Al día siguiente, Aravan partió del valle. Después de despedirlo, Faeril se volvió hacia Riatha y Urus, este último con Bair en brazos.
—Venid conmigo —dijo la damman—. Sentémonos un rato. Tengo algo que explicaros…, algo que aclarar.
Faeril permaneció ya siempre en Arden, ocupando la casita que había compartido con Gwylly, y su vida, aunque no tan larga como la de otros warrows, fue apacible y estuvo siempre rodeada de amor.
Fueron muchos los amigos que, a lo largo de los años, cuando los hermosos y oscuros cabellos de la damman, ya encanecidos, no permitían que destacase tanto el blanco mechón, visitaron a la estimada waerling, la última de los Últimos Primogénitos.

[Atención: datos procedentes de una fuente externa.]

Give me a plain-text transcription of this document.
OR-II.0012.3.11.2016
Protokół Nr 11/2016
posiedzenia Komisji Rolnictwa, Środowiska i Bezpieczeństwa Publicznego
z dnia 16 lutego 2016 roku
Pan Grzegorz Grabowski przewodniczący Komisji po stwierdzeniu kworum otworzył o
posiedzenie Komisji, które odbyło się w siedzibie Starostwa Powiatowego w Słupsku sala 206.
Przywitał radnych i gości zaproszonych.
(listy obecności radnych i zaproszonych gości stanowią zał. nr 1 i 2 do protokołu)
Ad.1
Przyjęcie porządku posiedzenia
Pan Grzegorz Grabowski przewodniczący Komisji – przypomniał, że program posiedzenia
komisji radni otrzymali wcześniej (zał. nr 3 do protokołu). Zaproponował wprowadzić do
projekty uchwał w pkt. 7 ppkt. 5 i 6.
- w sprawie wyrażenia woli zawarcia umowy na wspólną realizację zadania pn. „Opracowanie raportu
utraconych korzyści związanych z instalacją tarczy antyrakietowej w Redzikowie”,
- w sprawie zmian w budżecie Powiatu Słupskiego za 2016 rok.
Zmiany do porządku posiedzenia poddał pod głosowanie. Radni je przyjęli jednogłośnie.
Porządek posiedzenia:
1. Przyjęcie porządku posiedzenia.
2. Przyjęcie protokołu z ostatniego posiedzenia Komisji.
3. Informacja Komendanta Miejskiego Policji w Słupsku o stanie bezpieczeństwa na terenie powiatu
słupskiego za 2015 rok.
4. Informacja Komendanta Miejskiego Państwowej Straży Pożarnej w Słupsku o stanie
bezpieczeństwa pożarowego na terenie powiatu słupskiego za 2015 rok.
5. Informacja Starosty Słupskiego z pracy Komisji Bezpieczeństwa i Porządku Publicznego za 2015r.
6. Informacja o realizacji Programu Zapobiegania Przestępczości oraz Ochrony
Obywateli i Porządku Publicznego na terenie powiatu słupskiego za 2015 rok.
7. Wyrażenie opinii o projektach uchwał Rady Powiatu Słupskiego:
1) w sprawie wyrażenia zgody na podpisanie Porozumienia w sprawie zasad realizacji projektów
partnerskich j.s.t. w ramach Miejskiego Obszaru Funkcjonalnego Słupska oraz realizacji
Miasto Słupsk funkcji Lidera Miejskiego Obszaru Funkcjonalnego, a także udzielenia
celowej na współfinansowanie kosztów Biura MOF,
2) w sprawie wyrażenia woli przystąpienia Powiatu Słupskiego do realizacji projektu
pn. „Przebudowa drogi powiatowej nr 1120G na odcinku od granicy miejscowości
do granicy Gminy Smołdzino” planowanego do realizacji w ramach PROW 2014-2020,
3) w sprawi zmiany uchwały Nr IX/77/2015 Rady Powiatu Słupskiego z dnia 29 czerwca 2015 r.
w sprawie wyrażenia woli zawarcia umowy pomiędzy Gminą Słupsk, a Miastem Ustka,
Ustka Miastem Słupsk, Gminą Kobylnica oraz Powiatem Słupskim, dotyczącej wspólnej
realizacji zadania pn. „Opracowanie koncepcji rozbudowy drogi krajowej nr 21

La damman cumplió sus ochenta y ocho al terminar el verano, la víspera del equinoccio de otoño. Y, después de las ceremonias celebradas en el claro del bosque, después de la fiesta en la gran sala de los elfos, después de dar las buenas noches a todos, regresó a través de la espesura y del prado a su pequeña casa para sentarse delante de ella y respirar el aromático aire, atenta al canto de los grillos, al parpadeo de las estrellas y a la plateada luna llena.
Y, mientras el argénteo río Tumble gorgoteaba quedamente en el cercano barranco, Faeril creyó percibir unos suaves pasos y alzó los ojos para ver a…
—¡Mi buccaran…! —musitó—. Sabía que vendrías a buscarme.
Y le tendió la mano, que Gwylly tomó.